Looking for a good book? With the Columbus READS: One City, One Book initiative, you can read along with the entire city.
Image courtesy of the Columbus Metropolitan Library
The program, a collaborative effort between the Columbus Metropolitan Library, Mayor Michael B. Coleman, and Columbus City Schools, encourages all central Ohioans to read Wil Haygood’s Showdown: Thurgood Marshall and the Supreme Court Nomination that Changed America by Nov. 12.
Marshall was the first black man to serve as a Supreme Court justice and also the founder of the NAACP Legal Defense and Educational Fund. Showdown focuses on the grueling five-day hearing Marshall endured before his official appointment to the Supreme Court.

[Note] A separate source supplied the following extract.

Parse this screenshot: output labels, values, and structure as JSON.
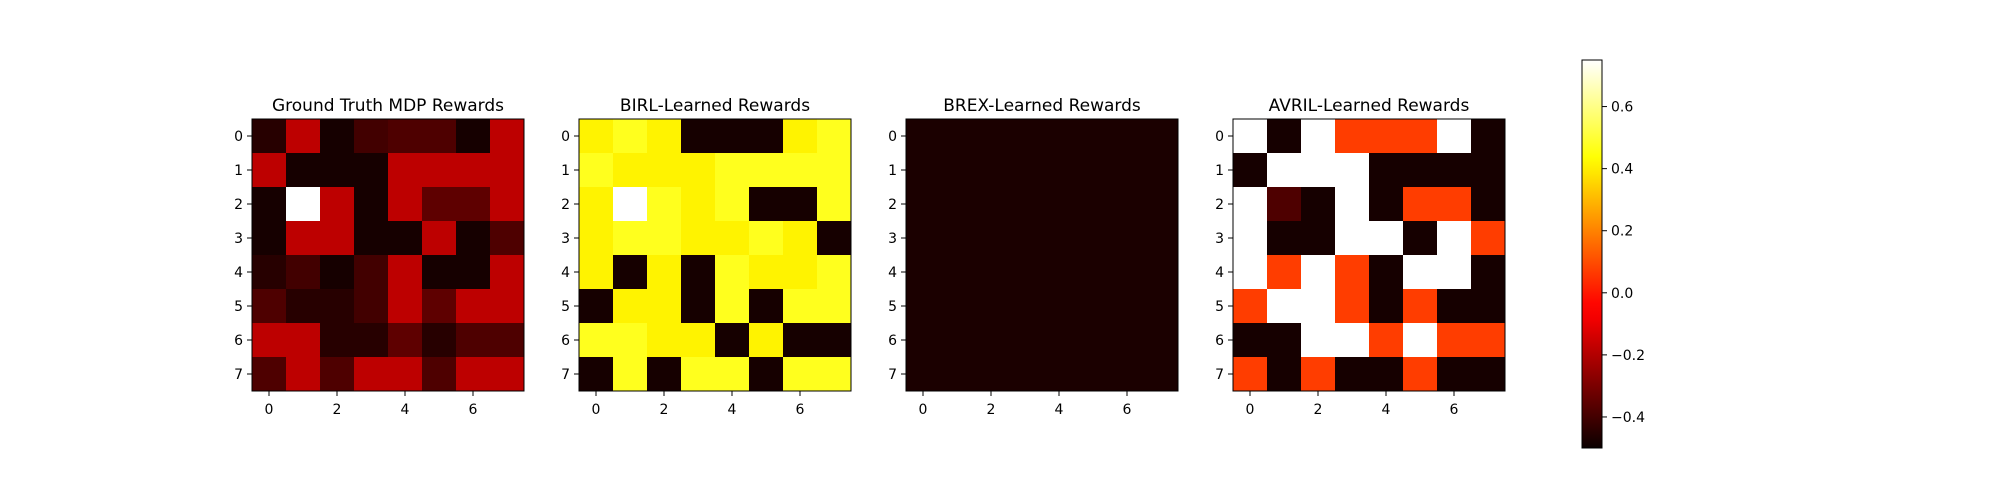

“It’s timely. It’s a great opportunity for Columbus to gather around and discuss topics related to race, prejudices, issues we are very much dealing with as country,” says Ben Zenitsky, marketing & communications specialist at the Columbus Metropolitan Library.
Haygood, a Columbus native and close friend of Mayor Coleman, has written biographies on Adam Clayton Powell Jr., Sammy Davis Jr., and Sugar Ray Robinson, as well the column in the Washington Post that inspired Lee Daniels’ film The Butler.
There will be opportunities to gather for discussion at the end of the initiative.
“We are in the planning phases of a finale event that will take place in November. We hope to get Wil back to Columbus to lead it,” Zenitsky says.
The library has ordered 500 print and digital versions of the book and plans to donate the extras to high school libraries.